As the weather warms up, the important question is: Which beer will you drink this spring? We suggest a bold, hoppy, refreshing IPA.
Our quick guide will give you some background on India Pale Ales — the history, the different types of IPA, and the flavour you should expect when you pour yourself a glass.
A brief history of IPA
Back in the 1700s the East India Trading Company began shipping a heavily hopped strong pale from London to British colonists in India. The voyage was long (up to eight months) with big fluctuations in temperature as the boats travelled down around Africa. That pale ale, sitting in giant wooden barrels got an intense conditioning along the way — the result was a a big hit.
Not only was IPA a more refreshing brew for the hotter climate than the brown ales and porters often exported to the Raj, the heavy dry-hopping helped keep the beer from going off, as hops are naturally antibacterial.
India Pale Ale remained popular until the dual punch of rationing and temperance movements in WWI-era England caused the once mighty IPA to fall in quality and then, out of favour.

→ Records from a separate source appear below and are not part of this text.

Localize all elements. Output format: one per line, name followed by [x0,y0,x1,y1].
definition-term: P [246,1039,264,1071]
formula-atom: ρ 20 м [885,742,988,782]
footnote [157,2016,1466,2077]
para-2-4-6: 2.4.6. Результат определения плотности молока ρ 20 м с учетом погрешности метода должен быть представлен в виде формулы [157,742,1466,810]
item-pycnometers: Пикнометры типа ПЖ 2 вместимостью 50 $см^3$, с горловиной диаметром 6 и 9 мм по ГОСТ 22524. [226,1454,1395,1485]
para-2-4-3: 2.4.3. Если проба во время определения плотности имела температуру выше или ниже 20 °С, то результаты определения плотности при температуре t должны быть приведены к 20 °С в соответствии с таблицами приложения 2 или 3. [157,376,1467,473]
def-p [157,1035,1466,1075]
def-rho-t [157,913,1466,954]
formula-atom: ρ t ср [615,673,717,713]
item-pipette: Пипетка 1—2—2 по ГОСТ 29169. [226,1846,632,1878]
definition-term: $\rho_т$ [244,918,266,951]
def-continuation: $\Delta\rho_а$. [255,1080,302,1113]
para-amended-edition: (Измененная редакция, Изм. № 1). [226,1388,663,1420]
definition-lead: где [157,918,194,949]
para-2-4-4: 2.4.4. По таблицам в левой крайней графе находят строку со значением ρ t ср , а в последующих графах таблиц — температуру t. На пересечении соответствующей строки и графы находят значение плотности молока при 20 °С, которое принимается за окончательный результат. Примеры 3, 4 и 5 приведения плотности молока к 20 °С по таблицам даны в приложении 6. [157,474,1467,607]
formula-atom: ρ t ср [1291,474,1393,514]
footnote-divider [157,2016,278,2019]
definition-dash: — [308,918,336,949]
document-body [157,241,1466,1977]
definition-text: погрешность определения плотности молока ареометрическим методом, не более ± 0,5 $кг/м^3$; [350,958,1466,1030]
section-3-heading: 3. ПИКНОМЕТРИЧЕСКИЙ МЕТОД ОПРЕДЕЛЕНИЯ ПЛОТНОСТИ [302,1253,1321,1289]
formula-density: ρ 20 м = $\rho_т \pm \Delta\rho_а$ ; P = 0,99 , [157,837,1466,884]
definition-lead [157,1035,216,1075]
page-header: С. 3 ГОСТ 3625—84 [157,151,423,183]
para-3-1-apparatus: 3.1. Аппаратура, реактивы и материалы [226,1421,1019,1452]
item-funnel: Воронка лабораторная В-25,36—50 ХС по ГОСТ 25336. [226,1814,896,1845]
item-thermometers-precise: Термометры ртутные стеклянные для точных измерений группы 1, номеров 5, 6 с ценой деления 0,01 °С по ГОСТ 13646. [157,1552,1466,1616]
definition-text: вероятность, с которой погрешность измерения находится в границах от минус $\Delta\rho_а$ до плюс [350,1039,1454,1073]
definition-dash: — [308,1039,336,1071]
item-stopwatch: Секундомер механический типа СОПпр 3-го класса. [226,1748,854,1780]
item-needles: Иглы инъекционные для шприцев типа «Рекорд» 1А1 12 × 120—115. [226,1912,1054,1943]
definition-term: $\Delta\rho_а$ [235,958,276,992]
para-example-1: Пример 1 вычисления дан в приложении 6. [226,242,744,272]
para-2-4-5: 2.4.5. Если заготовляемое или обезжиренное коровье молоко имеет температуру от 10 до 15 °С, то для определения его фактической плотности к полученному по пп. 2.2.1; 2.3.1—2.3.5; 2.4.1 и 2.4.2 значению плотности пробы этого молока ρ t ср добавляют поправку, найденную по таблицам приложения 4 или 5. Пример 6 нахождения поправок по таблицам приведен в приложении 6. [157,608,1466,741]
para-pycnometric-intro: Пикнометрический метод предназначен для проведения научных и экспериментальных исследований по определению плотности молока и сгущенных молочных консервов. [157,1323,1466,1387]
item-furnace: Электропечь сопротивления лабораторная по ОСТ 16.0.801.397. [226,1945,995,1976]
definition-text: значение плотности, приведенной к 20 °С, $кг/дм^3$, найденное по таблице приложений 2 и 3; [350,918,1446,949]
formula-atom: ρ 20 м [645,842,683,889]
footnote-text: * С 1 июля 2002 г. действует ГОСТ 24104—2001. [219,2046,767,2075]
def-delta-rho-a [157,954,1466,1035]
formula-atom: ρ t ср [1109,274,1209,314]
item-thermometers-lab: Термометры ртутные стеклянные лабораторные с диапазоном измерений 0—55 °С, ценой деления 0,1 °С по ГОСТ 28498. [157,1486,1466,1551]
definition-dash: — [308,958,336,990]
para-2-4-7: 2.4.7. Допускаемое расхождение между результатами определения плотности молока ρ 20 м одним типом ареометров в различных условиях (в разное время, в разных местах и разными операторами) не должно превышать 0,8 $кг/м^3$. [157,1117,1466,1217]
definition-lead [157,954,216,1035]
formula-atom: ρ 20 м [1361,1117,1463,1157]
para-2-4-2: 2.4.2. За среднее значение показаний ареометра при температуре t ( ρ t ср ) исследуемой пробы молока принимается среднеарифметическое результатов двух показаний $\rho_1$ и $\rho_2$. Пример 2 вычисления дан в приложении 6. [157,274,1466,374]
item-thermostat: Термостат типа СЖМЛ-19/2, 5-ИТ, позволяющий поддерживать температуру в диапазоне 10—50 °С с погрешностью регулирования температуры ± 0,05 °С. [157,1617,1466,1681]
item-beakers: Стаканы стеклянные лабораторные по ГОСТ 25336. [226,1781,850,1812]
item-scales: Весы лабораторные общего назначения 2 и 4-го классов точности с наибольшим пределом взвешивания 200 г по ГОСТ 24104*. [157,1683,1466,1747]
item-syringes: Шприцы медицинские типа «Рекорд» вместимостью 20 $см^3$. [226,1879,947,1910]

Fast forward to today and — thanks to craft brewers — IPA is now one of the most-brewed styles of craft beer on the planet.
What does IPA taste like?
In one word: hoppy. Almost every IPA is dry-hopped (adding a second dose of hops to the already-fermented beer). The resulting aromas are big and can range from piney resin, to citrusy tropical, to grassy earthiness. IPAs tend to be dry, bitter and for that reason, very refreshing.
While we would never fault anyone for drinking straight from the bottle or can, using an IPA or tulip glass can support a foamy head and enhance the aromas so you can appreciate every note the hops have to offer.

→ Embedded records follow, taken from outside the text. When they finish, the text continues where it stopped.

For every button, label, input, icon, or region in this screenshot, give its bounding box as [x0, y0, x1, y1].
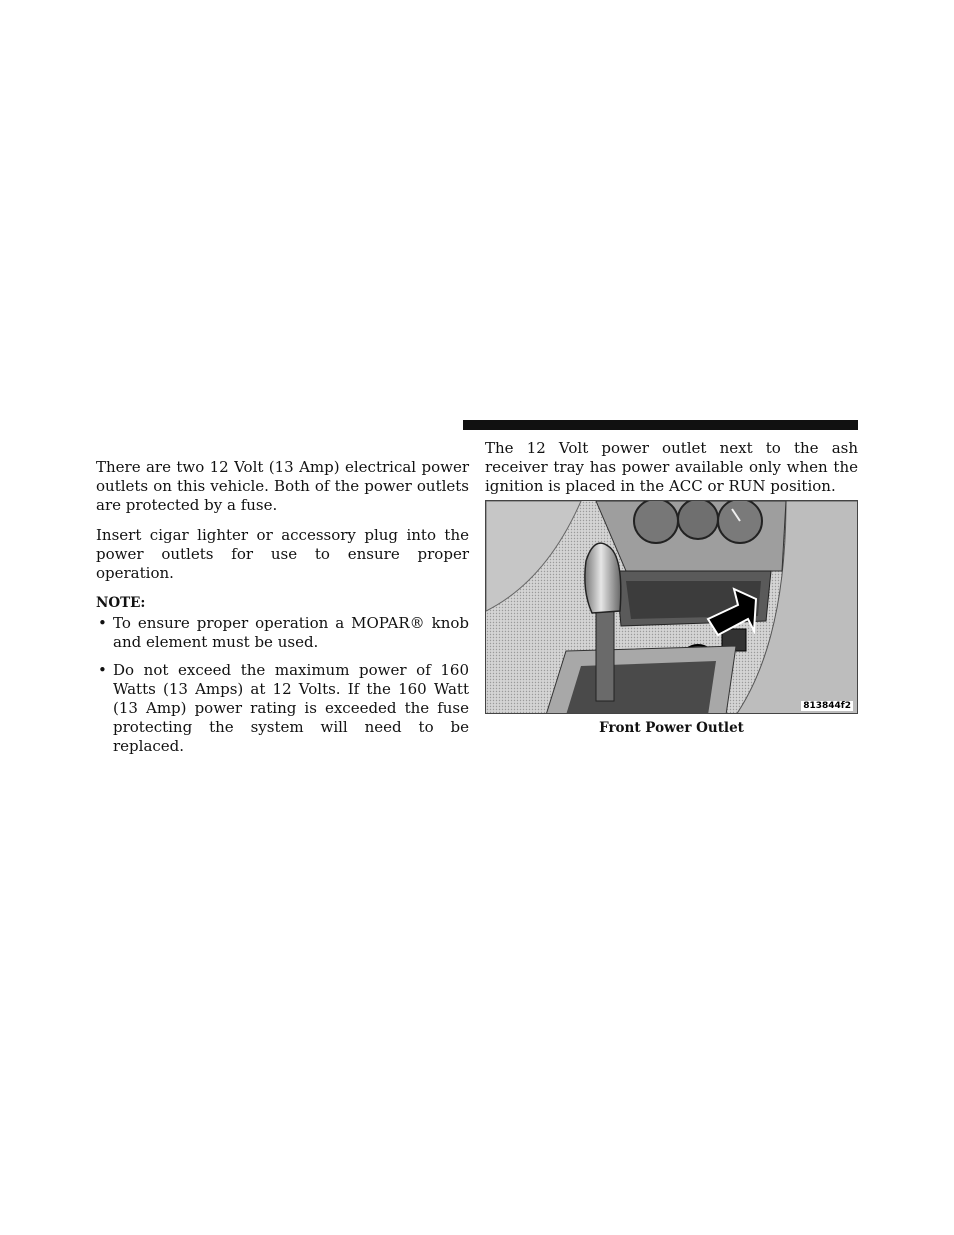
left-column [96, 458, 469, 765]
note-bullet-mopar: • To ensure proper operation a MOPAR® knob and element must be used. [96, 614, 469, 652]
right-column [485, 439, 858, 507]
note-label: NOTE: [96, 595, 146, 611]
figure-caption: Front Power Outlet [599, 720, 744, 736]
paragraph-outlet-ignition: The 12 Volt power outlet next to the ash receiver tray has power available only when the ignition is placed in the ACC or RUN position. [485, 439, 858, 495]
section-header-bar [463, 420, 858, 430]
figure-code: 813844f2 [803, 701, 851, 711]
paragraph-insert-plug: Insert cigar lighter or accessory plug into the power outlets for use to ensure proper operation. [96, 526, 469, 582]
console-illustration [486, 501, 858, 714]
note-bullet-list [96, 614, 469, 756]
note-bullet-max-power: • Do not exceed the maximum power of 160 Watts (13 Amps) at 12 Volts. If the 160 Watt (13 Amp) power rating is exceeded the fuse protecting the system will need to be replaced. [96, 661, 469, 756]
front-power-outlet-figure [485, 500, 858, 714]
paragraph-outlets-intro: There are two 12 Volt (13 Amp) electrical power outlets on this vehicle. Both of the power outlets are protected by a fuse. [96, 458, 469, 514]
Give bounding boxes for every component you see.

What are the different types of IPA?
Depending who you ask, there are between three and twelve types of IPAs. Getting to know five of them is a good start.
The original IPA is a less bitter ale thanks to the more earthy British hops and yeasts. The English style has a stronger malt flavour.
You can divide American style IPAs in two categories: West Coast and East Coast. West Coast is all about big, bold hop flavour and strong bitterness. The malt fades into the background. East Coast style tends to split the difference between a West Coast hop bomb and the milder English IPA.
Boozier than the American or English style, the Imperial IPA (or Double IPA) has a stronger hop flavour which balances its stronger malt profile. This is where hops go to shine.
Also called a Cascadian Black Ale, Black IPA is brewed with dark roasted malts, like you’d find in a stout. There’s still a lot of hop aroma and finish which combines intriguingly with the chocolatey coffee flavours.
For those who love the hop profile of IPAs but don’t want quite as much alcohol, the Session IPA is for you. The ABV is usually around 5% so you can enjoy a few different examples and keep your legs under you.